In Haskell, functions are pure and there’s no global state. But sometimes global state is convenient! If you want to add some extra bit of configuration that you would need to thread through some large portion of code in a fairly mechanical fashion (for example, “are we running in verbose mode” or “is this a dry run”) and your program is written in IO or some other context that’s not very amenable to being extended with additional data, or if you’re prototyping a solution before implementing it “the right way”, then a little bit of mutable global state can be a very useful thing indeed. To be clear, I’m not saying you should add global state to your programs. In fact, I will caution you against it: this is the sort of thing that gets your PRs rejected.
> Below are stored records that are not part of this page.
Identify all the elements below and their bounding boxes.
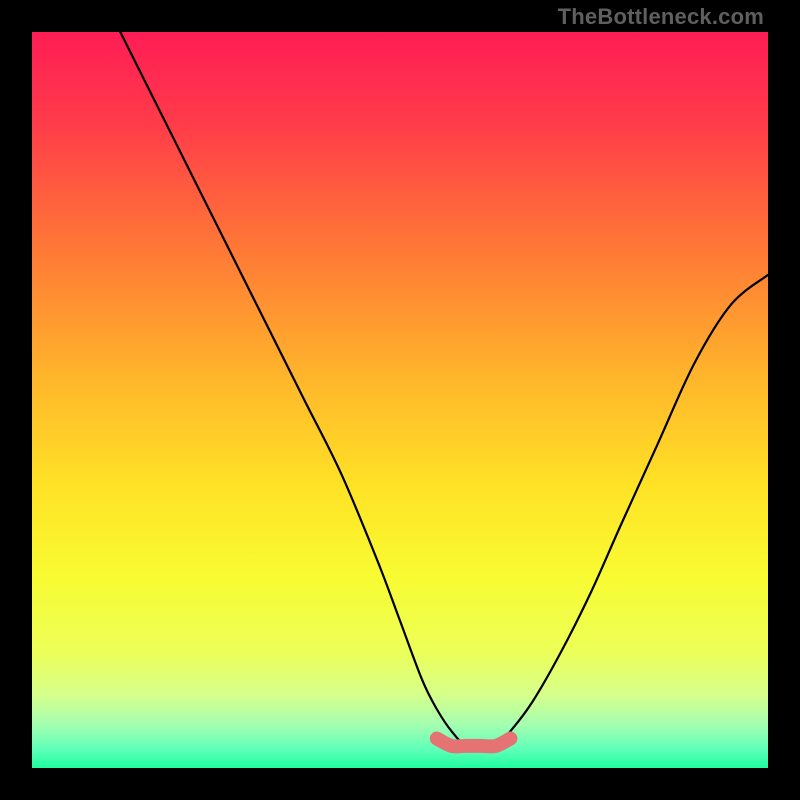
chart-frame: TheBottleneck.com xyxy=(0,0,800,800)
curve-layer xyxy=(32,32,768,768)
curve-line xyxy=(120,32,768,747)
plot-area xyxy=(32,32,768,768)
flat-segment-highlight xyxy=(437,739,511,747)
watermark-text: TheBottleneck.com xyxy=(558,4,764,30)
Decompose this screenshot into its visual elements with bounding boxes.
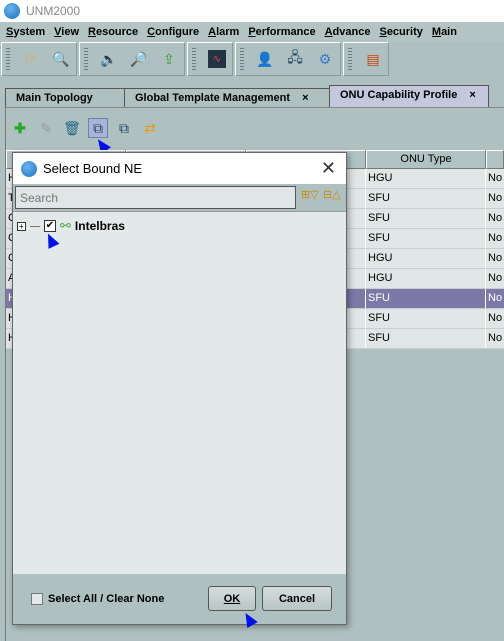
cell: No [488,232,503,244]
network-icon[interactable]: 🖧 [286,49,304,68]
menu-alarm[interactable]: Alarm [208,26,239,38]
app-logo-icon [21,160,37,177]
refresh-icon[interactable]: ⟳ [22,50,40,68]
toolbar-group: ∿ [187,42,233,76]
menu-security[interactable]: Security [379,26,422,38]
bind-ne-icon[interactable]: ⧉ [88,118,108,138]
grip-handle[interactable] [192,48,196,70]
cell-onu-type: SFU [366,189,486,208]
menu-configure[interactable]: Configure [147,26,199,38]
cancel-button[interactable]: Cancel [262,586,332,611]
window-title-bar: UNM2000 [0,0,504,22]
dialog-footer: Select All / Clear None OK Cancel [13,574,346,629]
cell-onu-type: SFU [366,229,486,248]
checkbox[interactable] [31,593,43,605]
ok-button[interactable]: OK [208,586,256,611]
window-title: UNM2000 [26,4,81,18]
cancel-label: Cancel [278,592,316,605]
toolbar-group: ⟳ 🔍 [1,42,77,76]
add-icon[interactable]: ✚ [10,118,30,138]
grip-handle[interactable] [84,48,88,70]
select-all-checkbox[interactable]: Select All / Clear None [31,593,164,605]
user-monitor-icon[interactable]: 👤 [256,50,274,68]
unbind-ne-icon[interactable]: ⧉ [114,118,134,138]
select-bound-ne-dialog: Select Bound NE ✕ ⊞▽ ⊟△ + ✔ ⚯ Intelbras … [12,152,347,629]
cell: No [488,212,503,224]
tab-bar: Main Topology Global Template Management… [5,85,504,108]
search-window-icon[interactable]: 🔍 [52,50,70,68]
tab-label: ONU Capability Profile [340,89,458,101]
toolbar-group: 🔊 🔎 ⇪ [79,42,185,76]
profile-toolbar: ✚ ✎ 🗑 ⧉ ⧉ ⇄ [10,118,160,138]
menu-advance[interactable]: Advance [325,26,371,38]
collapse-all-icon[interactable]: ⊟△ [323,188,341,201]
cell-onu-type: HGU [366,269,486,288]
speaker-icon[interactable]: 🔊 [100,50,118,68]
cell-onu-type: HGU [366,249,486,268]
tab-global-template-management[interactable]: Global Template Management × [124,88,332,108]
edit-icon[interactable]: ✎ [36,118,56,138]
menu-system[interactable]: System [6,26,45,38]
cell-onu-type: SFU [366,309,486,328]
cell: No [488,272,503,284]
ne-checkbox[interactable]: ✔ [44,220,56,232]
gear-icon[interactable]: ⚙ [316,50,334,68]
monitor-chart-icon[interactable]: ∿ [208,50,226,68]
close-icon[interactable]: × [302,92,308,104]
main-toolbar: ⟳ 🔍 🔊 🔎 ⇪ ∿ 👤 🖧 ⚙ ▤ [0,42,504,76]
toolbar-group: ▤ [343,42,389,76]
tab-label: Main Topology [16,92,93,104]
menu-view[interactable]: View [54,26,79,38]
menu-performance[interactable]: Performance [248,26,315,38]
toolbar-group: 👤 🖧 ⚙ [235,42,341,76]
menu-bar: System View Resource Configure Alarm Per… [0,22,504,42]
cell-onu-type: SFU [366,209,486,228]
tree-node-label: Intelbras [74,219,125,233]
cell: No [488,252,503,264]
cell: No [488,192,503,204]
dialog-title-bar: Select Bound NE ✕ [13,153,346,184]
network-group-icon: ⚯ [60,218,71,233]
app-logo-icon [4,3,20,19]
cell: No [488,332,503,344]
dialog-title: Select Bound NE [43,161,143,176]
menu-resource[interactable]: Resource [88,26,138,38]
delete-icon[interactable]: 🗑 [62,118,82,138]
cell-onu-type: HGU [366,169,486,188]
cell: No [488,312,503,324]
alarm-search-icon[interactable]: 🔎 [130,50,148,68]
cell-onu-type: SFU [366,289,486,308]
cell-onu-type: SFU [366,329,486,348]
find-upload-icon[interactable]: ⇪ [160,50,178,68]
tree-line [30,225,40,227]
sync-icon[interactable]: ⇄ [140,118,160,138]
cell: No [488,292,503,304]
column-header[interactable] [486,150,504,169]
select-all-label: Select All / Clear None [48,593,165,605]
grip-handle[interactable] [348,48,352,70]
column-header-onu-type[interactable]: ONU Type [366,150,486,169]
close-icon[interactable]: ✕ [321,158,336,179]
tab-label: Global Template Management [135,92,291,104]
grip-handle[interactable] [6,48,10,70]
tab-onu-capability-profile[interactable]: ONU Capability Profile × [329,85,489,108]
ok-label: OK [223,592,241,605]
expand-all-icon[interactable]: ⊞▽ [301,188,319,201]
close-icon[interactable]: × [469,89,475,101]
menu-main[interactable]: Main [432,26,457,38]
tab-main-topology[interactable]: Main Topology [5,88,125,108]
window-icon[interactable]: ▤ [364,50,382,68]
grip-handle[interactable] [240,48,244,70]
ne-tree: + ✔ ⚯ Intelbras [13,211,346,574]
cell: No [488,172,503,184]
search-input[interactable] [15,186,296,209]
tree-node-intelbras[interactable]: + ✔ ⚯ Intelbras [17,218,125,234]
expand-icon[interactable]: + [17,221,26,231]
This technique, which I will call “the IORef trick”, allows us to implement a global variable that can be read or written in any IO action. I believe the IORef trick is fairly well-known, but not talked about much — I couldn’t find it documented anywhere when I needed it (and of course I didn’t really need it). I suspect that this is because your coworkers are worried you will start littering global mutable state everywhere you go, if only you knew how, and they would rather you do things “the right way” and. Admittedly, they’re probably correct, so be responsible with this technique!

#The IORef trick

Here’s how the trick works:

module MyParameter (getMyParameter, setMyParameter) where

import Data.IORef (IORef, atomicModifyIORef', newIORef)
import System.IO.Unsafe (unsafePerformIO)

{-# NOINLINE myParameterRef #-}
myParameterRef :: IORef Int
myParameterRef = unsafePerformIO (newIORef 0)

setMyParameter :: Int -> IO ()
setMyParameter newValue =
  atomicModifyIORef' myParameterRef (\_ -> (newValue, ()))

getMyParameter :: IO Int
getMyParameter =
  atomicModifyIORef' myParameterRef (\value -> (value, value))

First, we create a new IORef called myParameterRef to store our global variable and initialize it with its default value. This is where the naughtiness lives: we have to use unsafePerformIO to create the IORef. It’s very important to mark this value as NOINLINE or GHC may end up running newIORef multiple times, causing you an enormous headache. If your global variable has no sensible default value, you may want to adapt this code to work with an MVar instead.

Next, we write a setter for our variable using atomicModifyIORef'. Evaluating atomicModifyIORef' ref (\old -> (new, result)) will set ref to new and return result. Note that the supplied lambda has access to the previous value as well. (This is explained in the documentation for atomicModifyIORef, but only in the seventh paragraph, so I thought it might be worth calling attention to.)

We could simplify setMyParameter by writing it in terms of atomicWriteIORef, but there’s no corresponding atomicReadIORef function so we’ll need to import atomicModifyIORef' to write the getter.

Finally, we write a getter in terms of atomicModifyIORef', which re-stores the old value in the IORef again and then returns it.

#Strictness

The single quote at the end of atomicModifyIORef' means (in this context) that it’s the strict version of atomicModifyIORef. (You may hear this symbol referred to as a tick mark or a prime.) Strictness here means that running setMyParameter newValue will evaluate newValue to weak head normal form. One alternative is to leave the value unevaluated, which may cause lazy IO problems, memory leaks, or thunk buildup. Another alternative is to use deepseq to fully force the value. I think that atomicModifyIORef' is a good default but the correct choice will depend on the semantics of your particular application.

#Thread safety

The “atomic” in atomicModifyIORef' means that a memory fence is added when executing this function, which will make calls to the getter and setter return consistent values even with instruction reordering on multiple threads at the cost of some performance. If you don’t require thread safety, you can rewrite the getter and setter in terms of readIORef and writeIORef.